Oggi Willy Monteiro Duarte avrebbe compiuto 27 anni. Un compleanno che non potrà essere festeggiato, ma che continua a parlare alle coscienze del Paese. La sua storia è una ferita ancora aperta: il 6 settembre 2020, a Colleferro, Willy viene ucciso durante un pestaggio brutale, ad opera di tre criminali, di tre assassini. La sua "colpa" era stata quella di difendere un amico, di non voltarsi dall'altra parte, di scegliere il coraggio invece dell'indifferenza.

Proprio in suo nome, oggi, nelle scuole italiane si celebra la Giornata del Rispetto, un momento di riflessione collettiva dedicato ai valori della non violenza, dell'inclusione e del contrasto a ogni forma di discriminazione.
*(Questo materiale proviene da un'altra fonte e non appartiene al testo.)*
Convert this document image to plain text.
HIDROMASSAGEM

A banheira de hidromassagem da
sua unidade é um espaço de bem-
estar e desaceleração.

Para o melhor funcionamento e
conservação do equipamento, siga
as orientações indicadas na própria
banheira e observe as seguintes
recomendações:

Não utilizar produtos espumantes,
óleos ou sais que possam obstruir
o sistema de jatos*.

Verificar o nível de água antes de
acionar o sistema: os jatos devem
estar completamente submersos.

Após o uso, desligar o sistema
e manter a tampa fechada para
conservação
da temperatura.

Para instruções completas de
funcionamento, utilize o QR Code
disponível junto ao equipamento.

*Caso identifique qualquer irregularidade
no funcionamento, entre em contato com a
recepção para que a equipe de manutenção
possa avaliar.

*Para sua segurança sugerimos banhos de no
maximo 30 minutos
Una ricorrenza che assume anche un forte valore simbolico e civile grazie alla legge 17 maggio 2024 n. 70, che ha istituito ufficialmente la Giornata del Rispetto come spazio educativo per prevenire e contrastare bullismo e cyberbullismo. A partire dal 20 gennaio 2025, questa giornata è diventata un appuntamento fisso nel calendario scolastico italiano.

Willy era italiano di origini capoverdiane, amava la cucina, aveva frequentato la scuola alberghiera ed era tifoso della Roma. Proprio il legame con lo sport ha dato vita a uno dei progetti educativi più significativi degli ultimi anni: "A scuola di tifo", promosso dall'AS Roma. Nato nel 2015 dall'ascolto delle esigenze delle scuole e dei territori, il progetto è stato dedicato dal 2020 alla memoria di Willy Monteiro Duarte.

"A scuola di tifo" si articola in due fasi. Nella prima giornata, un'educatrice lavora con le classi sul concetto di fair play, affrontando temi come bullismo, razzismo, inclusione ed educazione ambientale. Gli studenti traducono poi i messaggi appresi in uno striscione, realizzato con il supporto di fumettisti professionisti. Nella seconda giornata, un calciatore dell'AS Roma incontra gli studenti, ascolta il loro lavoro e consegna gadget e un diploma celebrativo.

Scuola e sport diventano così alleati educativi. Un modo concreto per ricordare Willy non solo come vittima dell'odio e della violenza, ma come simbolo di una scelta precisa: non essere indifferenti. A scuola, sugli spalti, nella vita quotidiana. Perché il rispetto non è un gesto straordinario, ma una responsabilità di tutti.